Real-time voice assistant that speaks progress updates while working on complex tasks.
Instead of generic "Still working..." messages, this agent:
- Streams the response from Clawdbot Gateway using SSE
- Announces tool calls as they happen ("Searching memory...", "Checking calendar...")
- Speaks progress from the response ("Found 3 results, analyzing...")
- Delivers the final answer when done
You: "What did we work on yesterday?"
Agent: "On it, let me dig into that."
Agent: "Searching memory..." ← Tool call detected
Agent: "Found 3 results, analyzing..." ← Progress from response
Agent: "Yesterday you worked on the ← Final answer
voice agent streaming feature
and fixed the LiveKit config."
┌─────────────────┐ SSE Stream ┌──────────────────┐
│ Voice Agent │◄────────────────────│ Clawdbot Gateway │
│ (LiveKit) │ │ (Opus + Tools) │
├─────────────────┤ ├──────────────────┤
│ Tool call? │ → Speak tool name │ memory_search │
│ Progress line? │ → Speak progress │ web_fetch │
│ Final answer? │ → Speak result │ exec │
└─────────────────┘ └──────────────────┘
# Clone and install
cd voice-agent-streaming
pip install -r requirements.txt
# Configure
cp .env.example .env
# Edit .env with your credentials
# Run
python src/agent.py dev| Variable | Description |
|---|---|
AGENT_NAME |
Name for the assistant (default: "Voice Assistant") |
USER_NAME |
User's name for personalized greetings |
CLAWDBOT_GATEWAY_URL |
Your Clawdbot Gateway endpoint |
CLAWDBOT_GATEWAY_TOKEN |
Auth token for the gateway |
The agent announces these tools when detected:
| Tool | Spoken Progress |
|---|---|
memory_search |
"Searching my memory..." |
web_search |
"Searching the web..." |
exec |
"Running a command..." |
browser |
"Checking the browser..." |
Read |
"Reading a file..." |
Add more in TOOL_DESCRIPTIONS dict.
- User asks a complex question
- Fast LLM (gpt-5.2) decides to call
deep_think - Agent says "On it, let me dig into that"

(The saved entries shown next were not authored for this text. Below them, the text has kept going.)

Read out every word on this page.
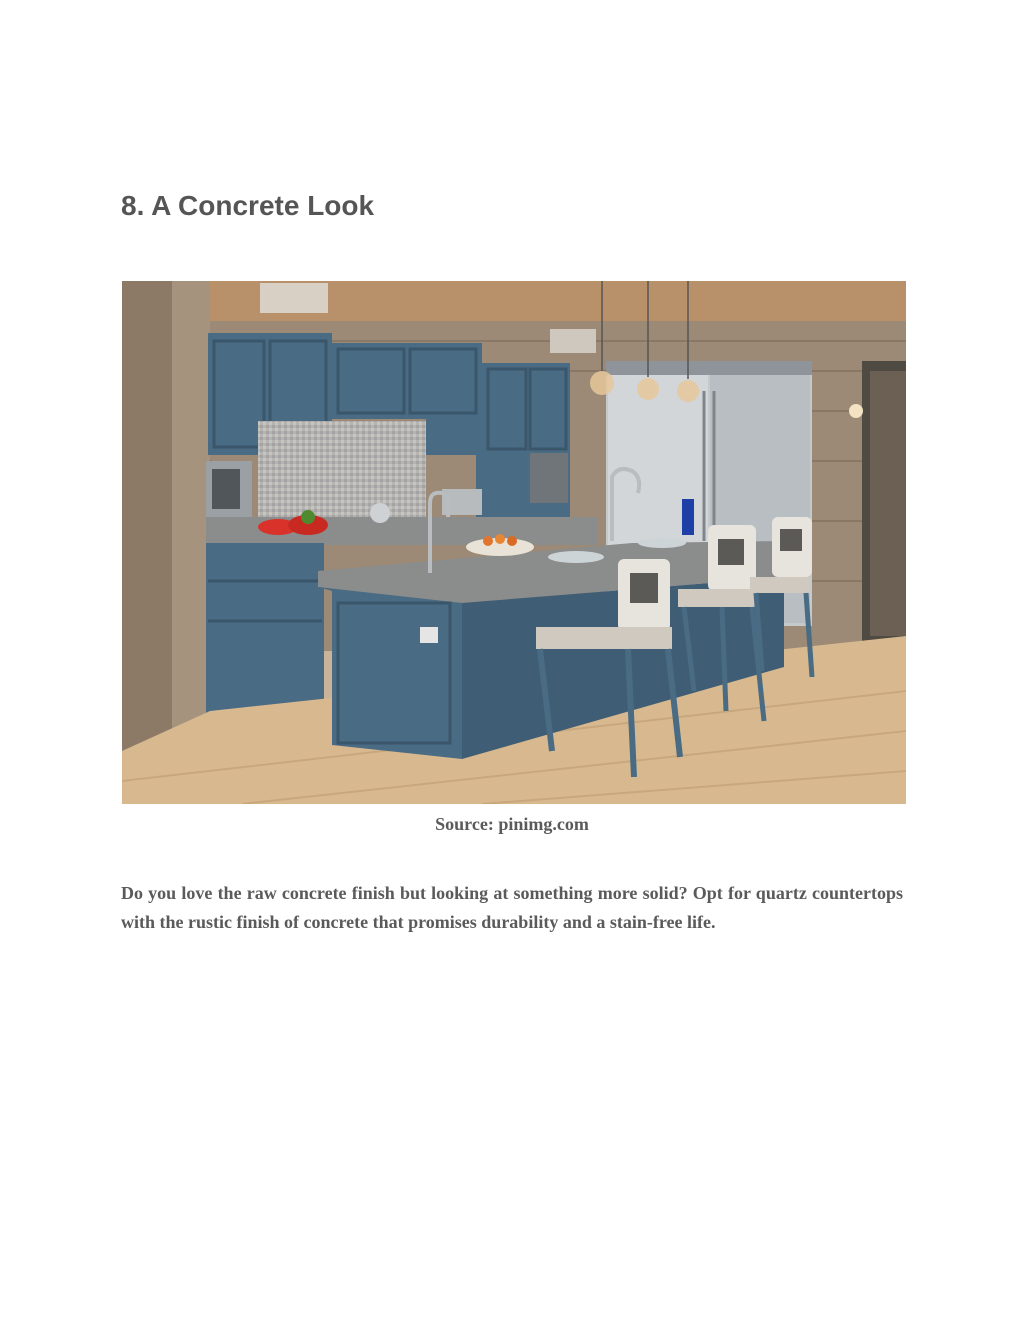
8. A Concrete Look

Source: pinimg.com

Do you love the raw concrete finish but looking at something more solid? Opt for quartz countertops with the rustic finish of concrete that promises durability and a stain-free life.
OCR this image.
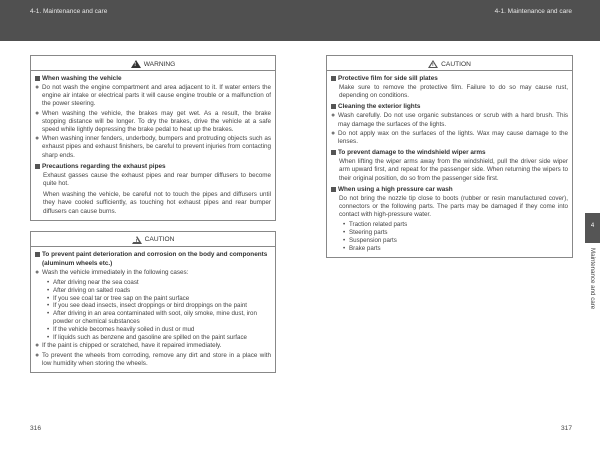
4-1. Maintenance and care	4-1. Maintenance and care
!
WARNING
When washing the vehicle
● Do not wash the engine compartment and area adjacent to it. If water enters the engine air intake or electrical parts it will cause engine trouble or a malfunction of the power steering.
● When washing the vehicle, the brakes may get wet. As a result, the brake stopping distance will be longer. To dry the brakes, drive the vehicle at a safe speed while lightly depressing the brake pedal to heat up the brakes.
● When washing inner fenders, underbody, bumpers and protruding objects such as exhaust pipes and exhaust finishers, be careful to prevent injuries from contacting sharp ends.
Precautions regarding the exhaust pipes
Exhaust gasses cause the exhaust pipes and rear bumper diffusers to become quite hot.
When washing the vehicle, be careful not to touch the pipes and diffusers until they have cooled sufficiently, as touching hot exhaust pipes and rear bumper diffusers can cause burns.
!
CAUTION
To prevent paint deterioration and corrosion on the body and components (aluminum wheels etc.)
● Wash the vehicle immediately in the following cases:
• After driving near the sea coast
• After driving on salted roads
• If you see coal tar or tree sap on the paint surface
• If you see dead insects, insect droppings or bird droppings on the paint
• After driving in an area contaminated with soot, oily smoke, mine dust, iron powder or chemical substances
• If the vehicle becomes heavily soiled in dust or mud
• If liquids such as benzene and gasoline are spilled on the paint surface
● If the paint is chipped or scratched, have it repaired immediately.
● To prevent the wheels from corroding, remove any dirt and store in a place with low humidity when storing the wheels.
!
CAUTION
Protective film for side sill plates
Make sure to remove the protective film. Failure to do so may cause rust, depending on conditions.
Cleaning the exterior lights
● Wash carefully. Do not use organic substances or scrub with a hard brush. This may damage the surfaces of the lights.
● Do not apply wax on the surfaces of the lights. Wax may cause damage to the lenses.
To prevent damage to the windshield wiper arms
When lifting the wiper arms away from the windshield, pull the driver side wiper arm upward first, and repeat for the passenger side. When returning the wipers to their original position, do so from the passenger side first.
When using a high pressure car wash
Do not bring the nozzle tip close to boots (rubber or resin manufactured cover), connectors or the following parts. The parts may be damaged if they come into contact with high-pressure water.
• Traction related parts
• Steering parts
• Suspension parts
• Brake parts
4
Maintenance and care
316	317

_think_with_progress()opens SSE stream to Gateway- As stream delivers events:
- Tool calls → speak tool description
- Progress markers → speak progress line
- Content accumulates → speak final answer
- Agent speaks the complete answer
Edit TOOL_DESCRIPTIONS in agent.py:
TOOL_DESCRIPTIONS = {
"my_custom_tool": "Doing something cool...",
# ...
}The agent looks for progress markers in responses:
- Lines containing "found", "searching", "checking", "analyzing"
- Lines ending with "..."
- Short lines (< 80 chars)
Tune this in _think_with_progress().